Interdisciplinary research on philosophy and literature has a long and distinguished tradition in Germany, where it dates back to the work of early Romantics (especially Friedrich and August Wilhelm Schlegel). Another important European tradition that saw literature and philosophy as mutually illuminating discourses is French existentialism. Both of these schools of thought are receiving a lot of attention today, and both of them are relevant for my work. In the Anglophone world, one of the most influential thinkers whose work bridges the gap between philosophy and literature and who has been another major inspiration for me is Martha Nussbaum. I think that today both philosophers and literary humanists are facing similar challenges caused by the rise of AI and various posthumanist ideologies.
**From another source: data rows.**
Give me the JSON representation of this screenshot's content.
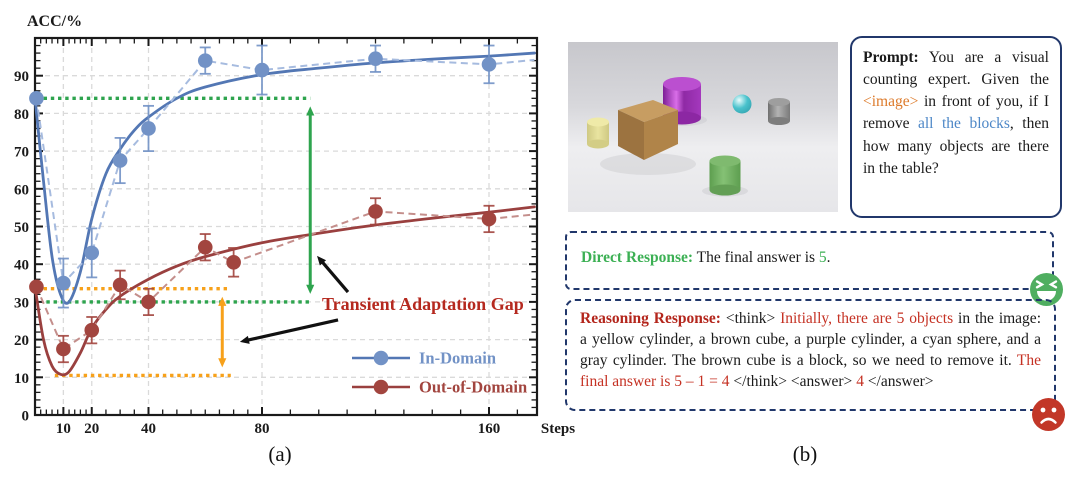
{
  "figure": {
    "caption_a": "(a)",
    "caption_b": "(b)"
  },
  "chart_data": {
    "type": "line",
    "title": "",
    "ylabel": "ACC/%",
    "xlabel": "Steps",
    "xlim": [
      0,
      177
    ],
    "ylim": [
      0,
      100
    ],
    "x_ticks": [
      10,
      20,
      40,
      80,
      160
    ],
    "y_ticks": [
      0,
      10,
      20,
      30,
      40,
      50,
      60,
      70,
      80,
      90
    ],
    "grid": true,
    "legend_position": "lower right",
    "series": [
      {
        "name": "In-Domain",
        "color": "#7292c6",
        "line_color": "#5377b4",
        "dash_color": "#a6bbdf",
        "x": [
          0.5,
          10,
          20,
          30,
          40,
          60,
          80,
          120,
          160
        ],
        "y": [
          84,
          35,
          43,
          67.5,
          76,
          94,
          91.5,
          94.5,
          93
        ],
        "yerr": [
          0,
          6.5,
          6.5,
          6,
          6,
          3.5,
          6.5,
          3.5,
          5
        ],
        "dash_ext": [
          176,
          94.2
        ],
        "trend": [
          [
            0,
            84
          ],
          [
            3,
            62
          ],
          [
            6,
            42
          ],
          [
            9,
            32
          ],
          [
            12,
            30
          ],
          [
            16,
            38
          ],
          [
            20,
            52
          ],
          [
            25,
            64
          ],
          [
            30,
            70.5
          ],
          [
            35,
            75.5
          ],
          [
            40,
            79
          ],
          [
            50,
            84
          ],
          [
            60,
            87
          ],
          [
            80,
            90.3
          ],
          [
            100,
            92
          ],
          [
            120,
            93.4
          ],
          [
            140,
            94.4
          ],
          [
            160,
            95.2
          ],
          [
            176,
            96
          ]
        ]
      },
      {
        "name": "Out-of-Domain",
        "color": "#a2453f",
        "line_color": "#9a403f",
        "dash_color": "#c48e8b",
        "x": [
          0.5,
          10,
          20,
          30,
          40,
          60,
          70,
          120,
          160
        ],
        "y": [
          34,
          17.5,
          22.5,
          34.5,
          30,
          44.5,
          40.5,
          54,
          52
        ],
        "yerr": [
          0,
          3.5,
          3.5,
          3.8,
          3.5,
          3.5,
          3.8,
          3.5,
          3.5
        ],
        "dash_ext": [
          176,
          53.2
        ],
        "trend": [
          [
            0,
            34
          ],
          [
            3,
            20
          ],
          [
            6,
            13
          ],
          [
            9,
            10.8
          ],
          [
            12,
            11.5
          ],
          [
            16,
            16.5
          ],
          [
            20,
            23
          ],
          [
            25,
            28
          ],
          [
            30,
            31.5
          ],
          [
            40,
            36
          ],
          [
            50,
            39.5
          ],
          [
            60,
            42
          ],
          [
            80,
            45.7
          ],
          [
            100,
            48.2
          ],
          [
            120,
            50.4
          ],
          [
            140,
            52.2
          ],
          [
            160,
            53.8
          ],
          [
            176,
            55.2
          ]
        ]
      }
    ],
    "annotations": {
      "label": "Transient Adaptation Gap",
      "label_color": "#b5291f",
      "in_domain_gap": {
        "color": "#2ea44e",
        "from": 84,
        "to": 30,
        "arrow_x": 97,
        "dotted_x_start": 0.5,
        "bottom_x_start": 4,
        "dotted_x_end": 97
      },
      "out_domain_gap": {
        "color": "#f7a11a",
        "from": 33.5,
        "to": 10.5,
        "arrow_x": 66,
        "dotted_x_start": 0.5,
        "bottom_x_start": 7,
        "dotted_x_end": 69
      },
      "pointer_arrows": [
        {
          "from": [
            110.3,
            32.6
          ],
          "to": [
            99.4,
            42.2
          ]
        },
        {
          "from": [
            106.8,
            25.2
          ],
          "to": [
            72.2,
            19.4
          ]
        }
      ]
    }
  },
  "scene": {
    "objects": [
      {
        "name": "yellow cylinder",
        "color": "#ddd88e"
      },
      {
        "name": "brown cube",
        "color": "#b08449"
      },
      {
        "name": "purple metallic cylinder",
        "color": "#a238bb"
      },
      {
        "name": "cyan metallic sphere",
        "color": "#49c2cc"
      },
      {
        "name": "gray cylinder",
        "color": "#8a8a8a"
      },
      {
        "name": "green cylinder",
        "color": "#6fae5f"
      }
    ]
  },
  "prompt_box": {
    "segments": [
      {
        "t": "Prompt:",
        "b": 1
      },
      {
        "t": " You are a visual counting expert. Given the "
      },
      {
        "t": "<image>",
        "c": "#dd7a2a"
      },
      {
        "t": " in front of you, if I remove "
      },
      {
        "t": "all the blocks",
        "c": "#4d87c7"
      },
      {
        "t": ", then how many objects are there in the table?"
      }
    ]
  },
  "direct_box": {
    "emoji": "happy",
    "segments": [
      {
        "t": "Direct Response:",
        "b": 1,
        "c": "#3cb054"
      },
      {
        "t": " The final answer is "
      },
      {
        "t": "5",
        "c": "#3cb054"
      },
      {
        "t": "."
      }
    ]
  },
  "reasoning_box": {
    "emoji": "sad",
    "segments": [
      {
        "t": "Reasoning Response:",
        "b": 1,
        "c": "#b4261c"
      },
      {
        "t": " <think> "
      },
      {
        "t": "Initially, there are 5 objects",
        "c": "#c53123"
      },
      {
        "t": " in the image: a yellow cylinder, a brown cube, a purple cylinder, a cyan sphere, and a gray cylinder. The brown cube is a block, so we need to remove it. "
      },
      {
        "t": "The final answer is 5 – 1 = 4",
        "c": "#c53123"
      },
      {
        "t": " </think> <answer> "
      },
      {
        "t": "4",
        "c": "#c53123"
      },
      {
        "t": " </answer>"
      }
    ]
  }
}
Therefore, a closer cooperation between these fields in the future seems inevitable.
Speaking specifically about Tolstoy scholarship, the current trend is to look at him from a more global perspective as a moralist and social-religious reformer who was equally opposed to the organic nationalism of the Slavophiles and other belated Romantics and to the imperialist trajectories of contemporary Western powers. Starting with his critique of the dogmatic Orthodox theology in the 1880s, late Tolstoy produced a series of writings that offered an alternative vision of enlightened modernity – a vision that was suppressed by the Bolsheviks when they seized power in 1917. Only in the last couple of decades, Tolstoy’s sociopolitical ideas and their place in his oeuvre have become the subject of systematic studies by Russian and Western scholars. I think this trend will continue.
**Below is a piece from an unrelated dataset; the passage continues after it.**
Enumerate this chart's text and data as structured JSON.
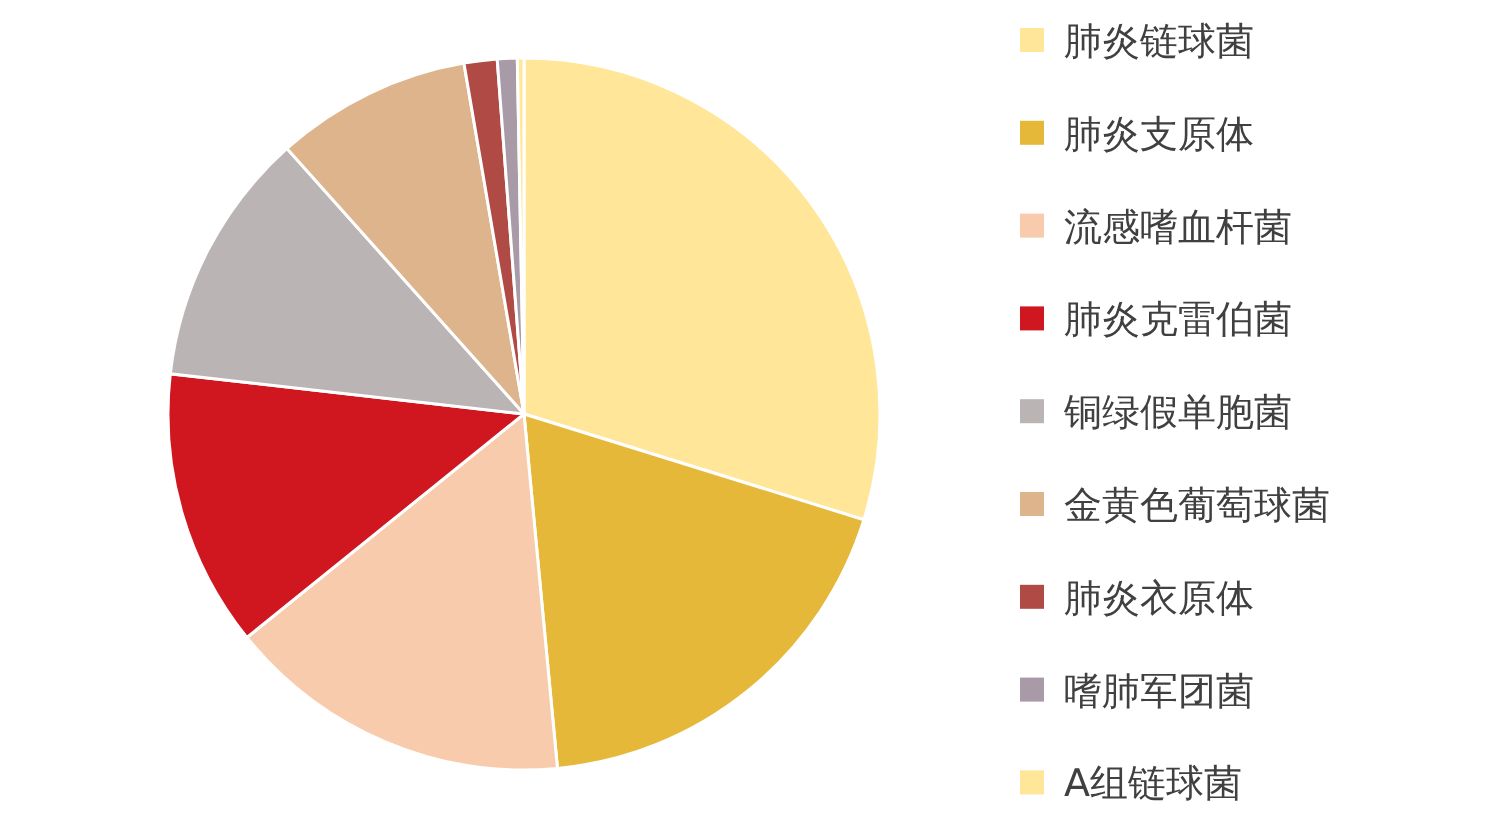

Since the beginning of Russia’s war on Ukraine, Russian studies in the West have been undergoing a crisis. There is a lot of pressure to reevaluate the canonical figures and to “decolonize” the literature of the former Russian Empire by shifting scholarly attention from the center to the peripheries. Such a reevaluation should not be done in haste.
Among Russian classics, Tolstoy, in particular, is a very complex and multifarious author whose Weltanschauung evolved over the course of his career. And while some contemporary readers may be troubled by the glorification of the Russian national character in works like the Sebastopol Sketches and War and Peace, one can hardly find a more powerful indictment of Russian imperialism and colonialism than Hadji Murat. But ultimately, I think that Tolstoy is a figure who transcends his immediate historical background, one whose works and ideas will be relevant long after Russia ceases to exist in its present political shape.
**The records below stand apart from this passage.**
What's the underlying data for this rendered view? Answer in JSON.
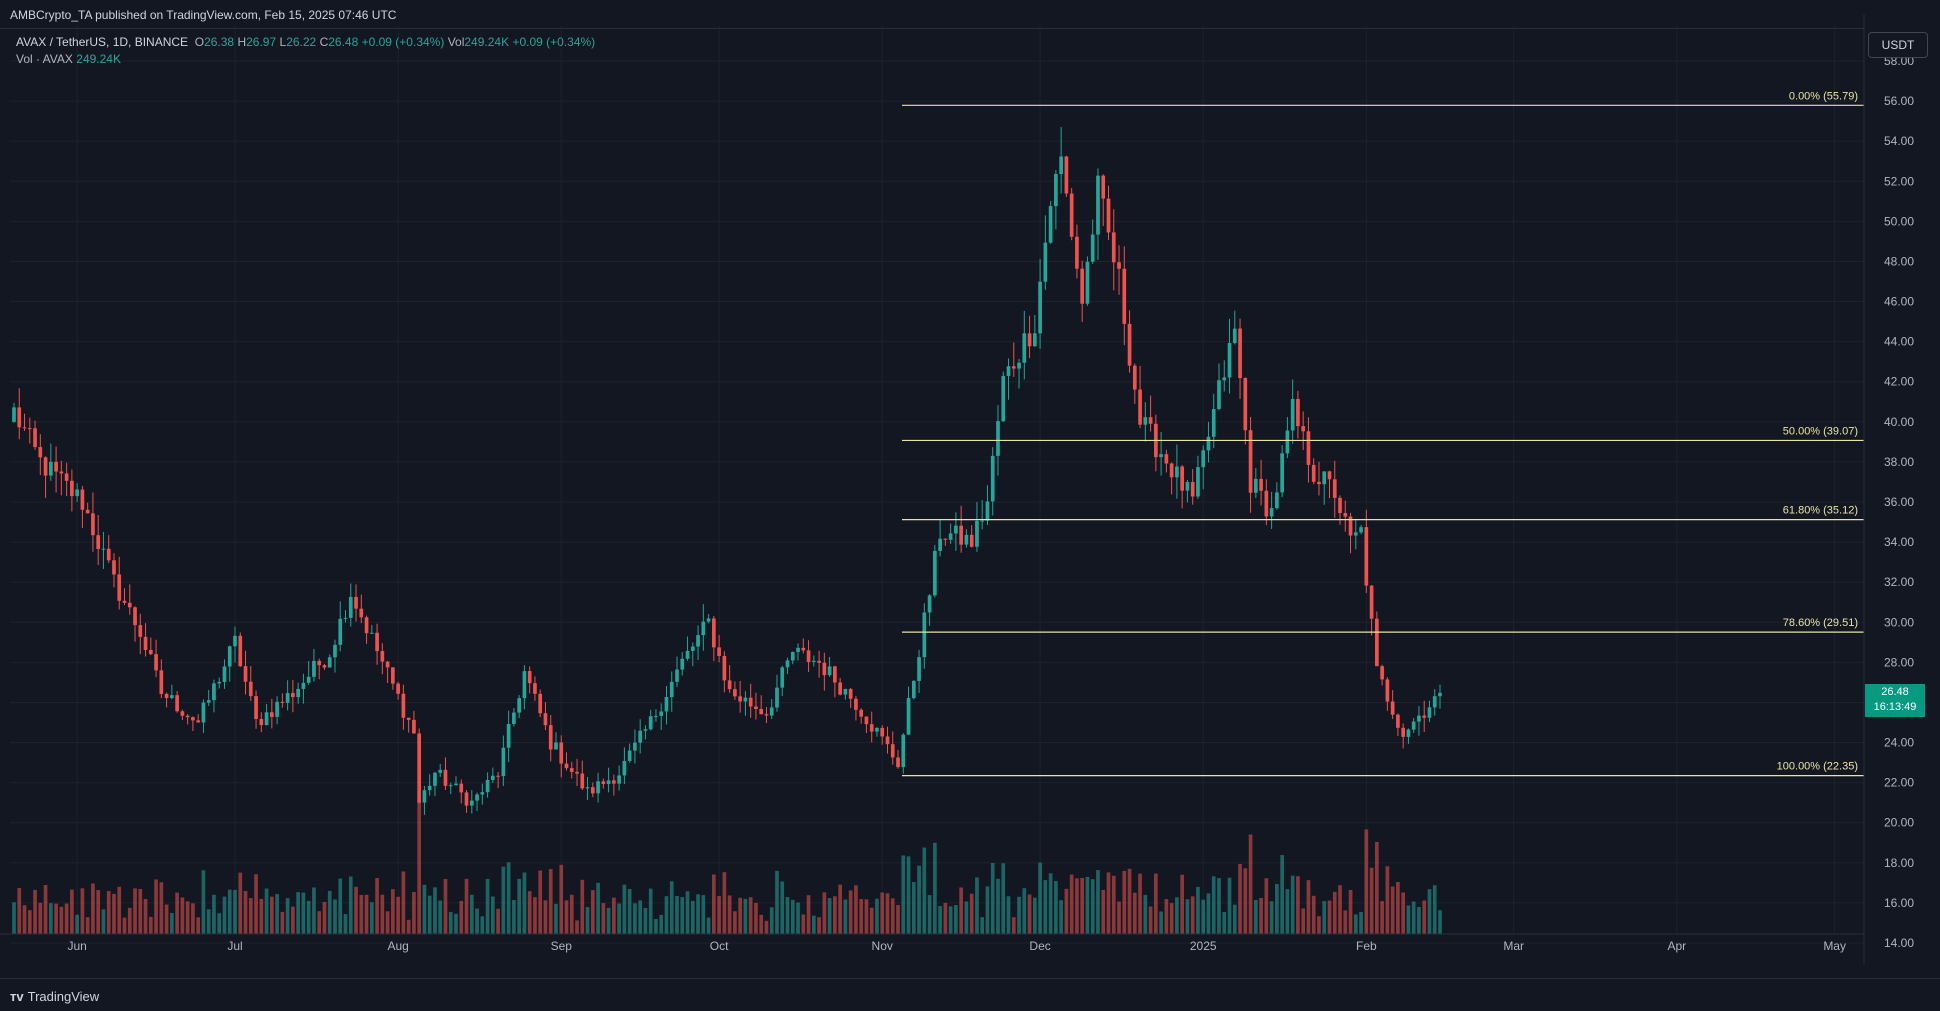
{
  "header": {
    "published": "AMBCrypto_TA published on TradingView.com, Feb 15, 2025 07:46 UTC"
  },
  "legend": {
    "symbol": "AVAX / TetherUS, 1D, BINANCE",
    "o_label": "O",
    "o": "26.38",
    "h_label": "H",
    "h": "26.97",
    "l_label": "L",
    "l": "26.22",
    "c_label": "C",
    "c": "26.48",
    "change": "+0.09 (+0.34%)",
    "vol_label": "Vol",
    "vol": "249.24K",
    "vol_change": "+0.09 (+0.34%)",
    "vol_row_label": "Vol · AVAX",
    "vol_row_value": "249.24K"
  },
  "currency": "USDT",
  "price_tag": {
    "price": "26.48",
    "countdown": "16:13:49"
  },
  "footer": {
    "brand": "TradingView"
  },
  "colors": {
    "up": "#26a69a",
    "down": "#ef5350",
    "fib": "#e8e3a6",
    "bg": "#131722",
    "grid": "#1e222d"
  },
  "chart_data": {
    "type": "candlestick",
    "ylim": [
      13,
      59
    ],
    "y_ticks": [
      "14.00",
      "16.00",
      "18.00",
      "20.00",
      "22.00",
      "24.00",
      "26.00",
      "28.00",
      "30.00",
      "32.00",
      "34.00",
      "36.00",
      "38.00",
      "40.00",
      "42.00",
      "44.00",
      "46.00",
      "48.00",
      "50.00",
      "52.00",
      "54.00",
      "56.00",
      "58.00"
    ],
    "x_ticks": [
      "Jun",
      "Jul",
      "Aug",
      "Sep",
      "Oct",
      "Nov",
      "Dec",
      "2025",
      "Feb",
      "Mar",
      "Apr",
      "May"
    ],
    "fib_levels": [
      {
        "label": "0.00% (55.79)",
        "value": 55.79
      },
      {
        "label": "50.00% (39.07)",
        "value": 39.07
      },
      {
        "label": "61.80% (35.12)",
        "value": 35.12
      },
      {
        "label": "78.60% (29.51)",
        "value": 29.51
      },
      {
        "label": "100.00% (22.35)",
        "value": 22.35
      }
    ],
    "close_keypoints": [
      [
        "2024-05-20",
        40.5
      ],
      [
        "2024-05-25",
        38.0
      ],
      [
        "2024-06-02",
        36.0
      ],
      [
        "2024-06-08",
        32.0
      ],
      [
        "2024-06-13",
        29.5
      ],
      [
        "2024-06-17",
        26.5
      ],
      [
        "2024-06-24",
        25.0
      ],
      [
        "2024-07-01",
        29.0
      ],
      [
        "2024-07-05",
        25.0
      ],
      [
        "2024-07-12",
        26.5
      ],
      [
        "2024-07-19",
        28.5
      ],
      [
        "2024-07-23",
        31.5
      ],
      [
        "2024-07-29",
        28.0
      ],
      [
        "2024-08-04",
        24.5
      ],
      [
        "2024-08-05",
        21.0
      ],
      [
        "2024-08-08",
        22.5
      ],
      [
        "2024-08-15",
        21.0
      ],
      [
        "2024-08-20",
        22.5
      ],
      [
        "2024-08-25",
        27.5
      ],
      [
        "2024-08-30",
        24.0
      ],
      [
        "2024-09-06",
        21.5
      ],
      [
        "2024-09-12",
        22.5
      ],
      [
        "2024-09-18",
        25.0
      ],
      [
        "2024-09-24",
        28.0
      ],
      [
        "2024-09-29",
        30.0
      ],
      [
        "2024-10-03",
        26.5
      ],
      [
        "2024-10-10",
        25.5
      ],
      [
        "2024-10-15",
        28.5
      ],
      [
        "2024-10-20",
        28.0
      ],
      [
        "2024-10-27",
        26.0
      ],
      [
        "2024-11-04",
        23.0
      ],
      [
        "2024-11-10",
        31.5
      ],
      [
        "2024-11-12",
        34.5
      ],
      [
        "2024-11-18",
        34.0
      ],
      [
        "2024-11-21",
        36.0
      ],
      [
        "2024-11-24",
        42.0
      ],
      [
        "2024-11-30",
        45.0
      ],
      [
        "2024-12-03",
        51.0
      ],
      [
        "2024-12-05",
        53.0
      ],
      [
        "2024-12-09",
        46.0
      ],
      [
        "2024-12-12",
        51.5
      ],
      [
        "2024-12-16",
        47.0
      ],
      [
        "2024-12-20",
        40.0
      ],
      [
        "2024-12-24",
        38.5
      ],
      [
        "2024-12-30",
        36.0
      ],
      [
        "2025-01-04",
        41.5
      ],
      [
        "2025-01-07",
        44.5
      ],
      [
        "2025-01-10",
        37.0
      ],
      [
        "2025-01-14",
        35.5
      ],
      [
        "2025-01-18",
        40.5
      ],
      [
        "2025-01-22",
        37.5
      ],
      [
        "2025-01-26",
        36.5
      ],
      [
        "2025-01-29",
        34.0
      ],
      [
        "2025-01-31",
        34.5
      ],
      [
        "2025-02-03",
        27.5
      ],
      [
        "2025-02-08",
        24.5
      ],
      [
        "2025-02-15",
        26.48
      ]
    ]
  }
}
How is life after IAS CEU Budapest (if we may ask)?
My stay in Budapest, a beautiful and culturally vibrant city, and especially the numerous discussions I had there with other fellows gave me a new boost of energy and inspiration to continue my work on Tolstoy’s Enlightenment. Since my return to Bonn, I have been working on a new chapter focused on Tolstoy’s expressive theory of art as presented in What is Art. I hope to complete this chapter over the summer and finish the full draft of my manuscript by the end of next academic year.
If there were one book or film, you could recommend to the reader, what would be that and why?
Although there are many wonderful literary works that I regularly reread and teach, it would be logical for me to recommend a work by Tolstoy. If one were to choose a single work, one can not go wrong with choosing Anna Karenina - a book that presents not merely an encyclopedia of nineteenth-century Russian life but an encyclopedia of human experience tout court. Passion and motherly love, ambition and perpetual dissatisfaction with oneself, egoism and a quest for moral perfection, the joy of existence and the mystery of death – by recognizing something of ourselves in all of Tolstoy’s characters and co-experiencing their moral and spiritual struggles, we grow more self-aware and, hopefully, a tad more humane.